As Passover arrives once again, the occupation continues, fifty years now and counting, with no end in sight. For all practical purposes, the Israeli occupation of Palestine is permanent. How can Jews celebrate Passover in such a context?
That “celebrate” seems out of place in such a situation seems obvious. Are Jews called instead to commemorate Passover as a false flag, a deflection, a ritual that may even work against the freedom story Jews are commanded to recall?
Writing in Haaretz, Salman Masalha, a Druze Israeli, cautions that in Israel, Passover’s liberation theme must be viewed in the context of the closure, robbery and murder Palestinians experience before, during and after the holiday season. Masalha states it quite simply: “While households in Israel prepare for the Festival of Freedom, Palestinian households also need to prepare: With the advent of Jewish holidays they are obliged to remain under siege.”
Jews of Conscience in the United States have taken Masalha’s understanding to heart with their various revised narrations of the Passover story. Instead of liberation for Jews, Jews of Conscience see Passover now as the antithesis of what it is supposed to be. So during Passover this year many Jews of Conscience are reinterpreting the Ten Plagues visited upon the Egyptians in the Israelite struggle for freedom in Egypt. They will recite instead the Ten Plagues of Occupation and the Ten Sacred Acts of Resistance to Israel’s oppression of Palestinians.
While this counter-narrative of the Exodus has been gaining momentum over the years, I wonder if we have reached the Exodus revision limit. True, these counter-narratives are fantastic, poignant and colorful, with, among other additions, non-Jewish texts used to feature our new Jewish landscape of power and oppression. Even Diaspora Palestinians are invited to Passover and attend. This expansion of the Exodus story is important. It reflects and represents a turning point in Jewish history.

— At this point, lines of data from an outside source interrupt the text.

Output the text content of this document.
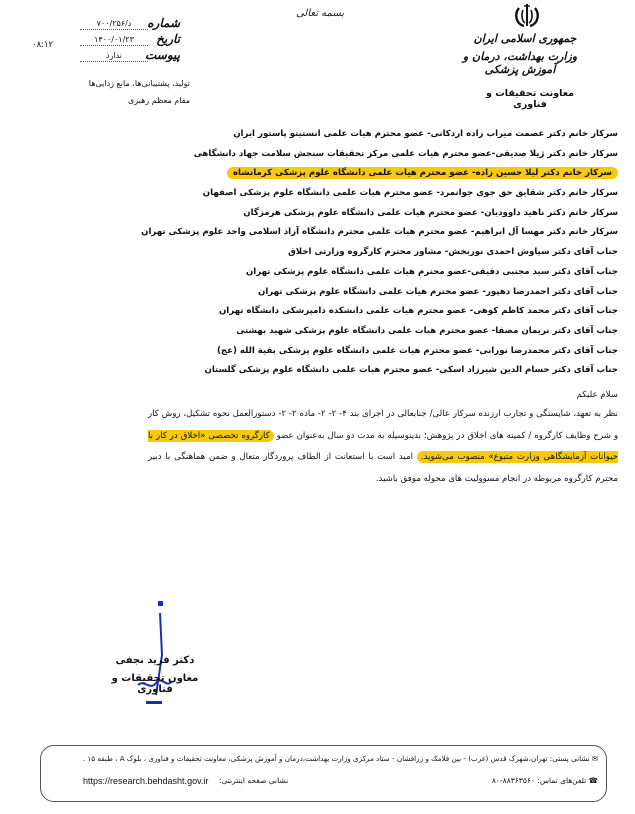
بسمه تعالی
جمهوری اسلامی ایران
وزارت بهداشت، درمان و آموزش پزشکی
معاونت تحقیقات و فناوری
۰۸:۱۲
شماره
د/۷۰۰/۲۵۶
تاریخ
۱۴۰۰/۰۱/۲۳
پیوست
ندارد
تولید، پشتیبانی‌ها، مانع زدایی‌ها
مقام معظم رهبری
سرکار خانم دکتر عصمت میراب زاده اردکانی- عضو محترم هیات علمی انستیتو پاستور ایران
سرکار خانم دکتر ژیلا صدیقی-عضو محترم هیات علمی مرکز تحقیقات سنجش سلامت جهاد دانشگاهی
سرکار خانم دکتر لیلا حسین زاده- عضو محترم هیات علمی دانشگاه علوم پزشکی کرمانشاه
سرکار خانم دکتر شقایق حق جوی جوانمرد- عضو محترم هیات علمی دانشگاه علوم پزشکی اصفهان
سرکار خانم دکتر ناهید داوودیان- عضو محترم هیات علمی دانشگاه علوم پزشکی هرمزگان
سرکار خانم دکتر مهسا آل ابراهیم- عضو محترم هیات علمی محترم دانشگاه آزاد اسلامی واحد علوم پزشکی تهران
جناب آقای دکتر سیاوش احمدی نوربخش- مشاور محترم کارگروه وزارتی اخلاق
جناب آقای دکتر سید مجتبی دقیقی-عضو محترم هیات علمی دانشگاه علوم پزشکی تهران
جناب آقای دکتر احمدرضا دهپور- عضو محترم هیات علمی دانشگاه علوم پزشکی تهران
جناب آقای دکتر محمد کاظم کوهی- عضو محترم هیات علمی دانشکده دامپزشکی دانشگاه تهران
جناب آقای دکتر نریمان مصفا- عضو محترم هیات علمی دانشگاه علوم پزشکی شهید بهشتی
جناب آقای دکتر محمدرضا نورانی- عضو محترم هیات علمی دانشگاه علوم پزشکی بقیة الله (عج)
جناب آقای دکتر حسام الدین شیرزاد اسکی- عضو محترم هیات علمی دانشگاه علوم پزشکی گلستان
سلام علیکم
نظر به تعهد، شایستگی و تجارب ارزنده سرکار عالی/ جنابعالی در اجرای بند ۴- ۲- ۲- ماده ۲- ۲- دستورالعمل نحوه تشکیل، روش کار و شرح وظایف کارگروه / کمیته های اخلاق در پژوهش؛ بدینوسیله به مدت دو سال به‌عنوان عضو کارگروه تخصصی «اخلاق در کار با حیوانات آزمایشگاهی وزارت متبوع» منصوب می‌شوید. امید است با استعانت از الطاف پروردگار متعال و ضمن هماهنگی با دبیر محترم کارگروه مربوطه در انجام مسوولیت های محوله موفق باشید.
دکتر فرید نجفی
معاون تحقیقات و فناوری
✉ نشانی پستی: تهران،شهرک قدس (غرب) - بین فلامک و زرافشان - ستاد مرکزی وزارت بهداشت،درمان و آموزش پزشکی، معاونت تحقیقات و فناوری ، بلوک A ، طبقه ۱۵ .
☎ تلفن‌های تماس: ۸۸۳۶۳۵۶۰-۸۰
نشانی صفحه اینترنتی:
https://research.behdasht.gov.ir
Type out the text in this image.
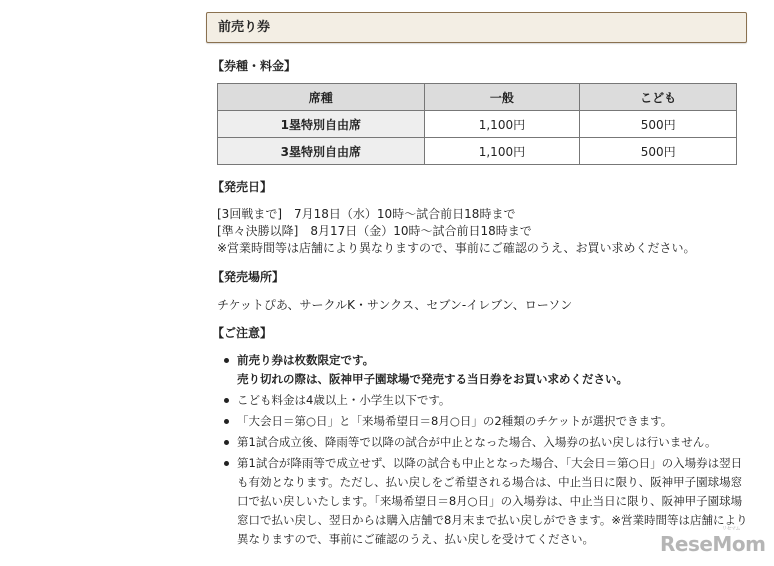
前売り券
【券種・料金】
席種	一般	こども
1塁特別自由席	1,100円	500円
3塁特別自由席	1,100円	500円
【発売日】
[3回戦まで]　7月18日（水）10時〜試合前日18時まで
[準々決勝以降]　8月17日（金）10時〜試合前日18時まで
※営業時間等は店舗により異なりますので、事前にご確認のうえ、お買い求めください。
【発売場所】
チケットぴあ、サークルK・サンクス、セブン-イレブン、ローソン
【ご注意】
前売り券は枚数限定です。
売り切れの際は、阪神甲子園球場で発売する当日券をお買い求めください。
こども料金は4歳以上・小学生以下です。
「大会日＝第○日」と「来場希望日＝8月○日」の2種類のチケットが選択できます。
第1試合成立後、降雨等で以降の試合が中止となった場合、入場券の払い戻しは行いません。
第1試合が降雨等で成立せず、以降の試合も中止となった場合、「大会日＝第○日」の入場券は翌日も有効となります。ただし、払い戻しをご希望される場合は、中止当日に限り、阪神甲子園球場窓口で払い戻しいたします。「来場希望日＝8月○日」の入場券は、中止当日に限り、阪神甲子園球場窓口で払い戻し、翌日からは購入店舗で8月末まで払い戻しができます。※営業時間等は店舗により異なりますので、事前にご確認のうえ、払い戻しを受けてください。	ReseMom
リセマム
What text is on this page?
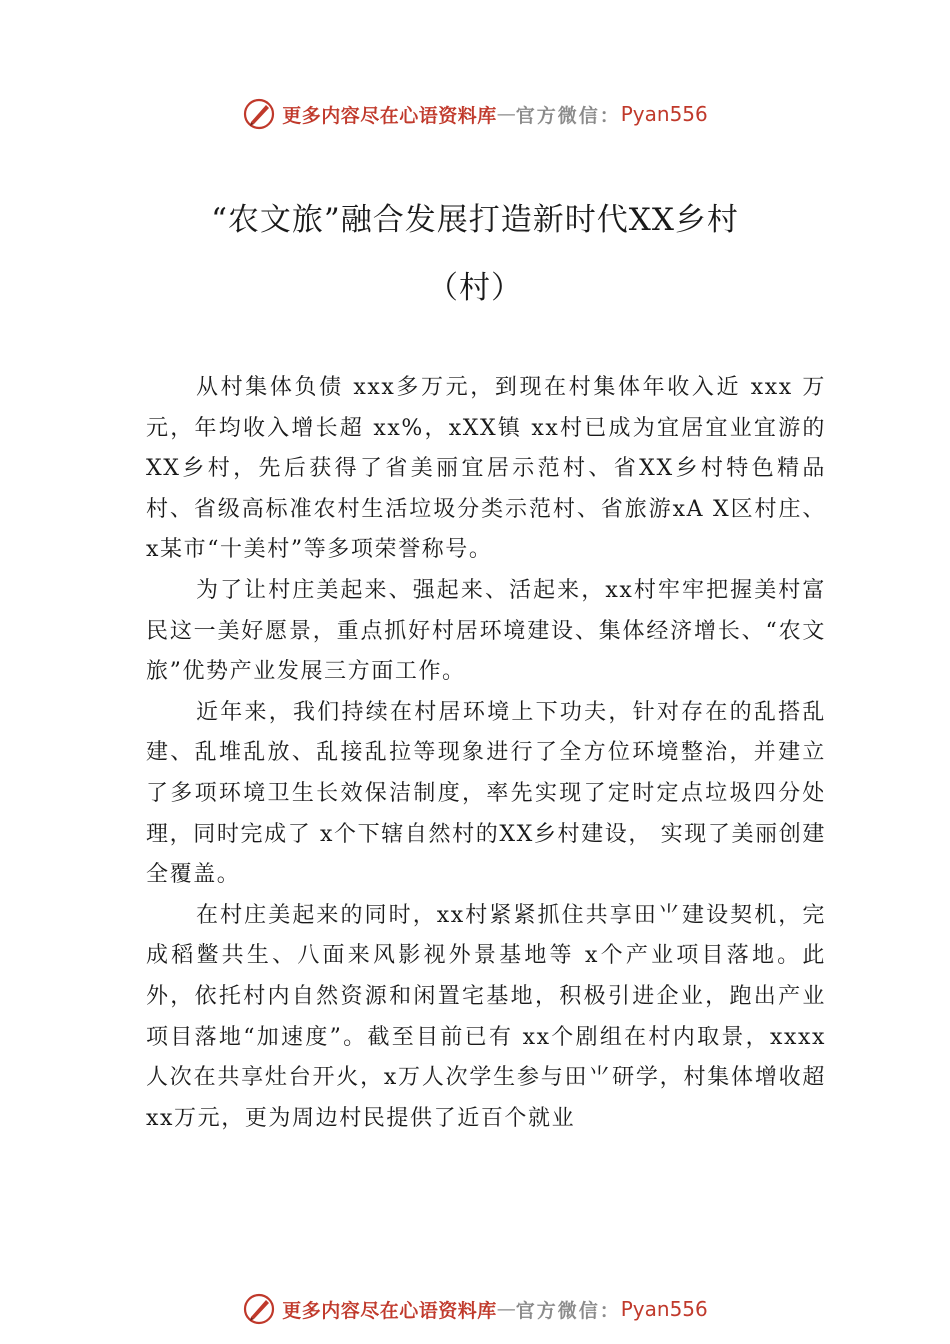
更多内容尽在心语资料库 — 官方微信： Pyan556
“农文旅”融合发展打造新时代XX乡村
（村）

从村集体负债 xxx多万元，到现在村集体年收入近 xxx 万元，年均收入增长超 xx%，xXX镇 xx村已成为宜居宜业宜游的XX乡村，先后获得了省美丽宜居示范村、省XX乡村特色精品村、省级高标准农村生活垃圾分类示范村、省旅游xA X区村庄、x某市“十美村”等多项荣誉称号。

为了让村庄美起来、强起来、活起来，xx村牢牢把握美村富民这一美好愿景，重点抓好村居环境建设、集体经济增长、“农文旅”优势产业发展三方面工作。

近年来，我们持续在村居环境上下功夫，针对存在的乱搭乱建、乱堆乱放、乱接乱拉等现象进行了全方位环境整治，并建立了多项环境卫生长效保洁制度，率先实现了定时定点垃圾四分处理，同时完成了 x个下辖自然村的XX乡村建设， 实现了美丽创建全覆盖。

在村庄美起来的同时，xx村紧紧抓住共享田⺌建设契机，完成稻鳖共生、八面来风影视外景基地等 x个产业项目落地。此外，依托村内自然资源和闲置宅基地，积极引进企业，跑出产业项目落地“加速度”。截至目前已有 xx个剧组在村内取景，xxxx人次在共享灶台开火，x万人次学生参与田⺌研学，村集体增收超 xx万元，更为周边村民提供了近百个就业

更多内容尽在心语资料库 — 官方微信： Pyan556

Yet the stubborn fact of the continuing occupation is more than troubling. Is it time to move in another direction? Jews of Conscience, like the British blogger, Robert Cohen, call for a further revision of the Passover telling. Why not abandon the Exodus story itself and simply catalogue Israel’s abuse of power and the international community’s condemnation of Israel’s crimes against humanity?
Perhaps it’s time Jews of Conscience to reach beyond the proverbial conference, movement and Seder closer, ‘We Shall Overcome.” It isn’t obvious that we shall overcome, Not at all.
Should Passover now be seen as an act of mourning and contrition?
Perhaps the preface to the Seder should be stated starkly: “What we, as Jews, have done to you, the Palestinian people, is wrong. What we, as Jews, are doing to you, the Palestinian people, is wrong.” Though confession won’t end the occupation, it states clearly the context of whatever Passover narrative follows.
Regardless of the particular telling, our Passover confession is a judgment on Jewish history and the present. It will remain for the future.
For confession is a witness that something has gone horribly wrong. Holding up that witness, in a stark and unadorned way, is the only forward.
When the Passover telling itself becomes a deflection, we have no other choice but to fare forward into the unknown. Dwelling as we Jews do this Passover, in the abyss of injustice, wonderful Passover Seder’s won’t do.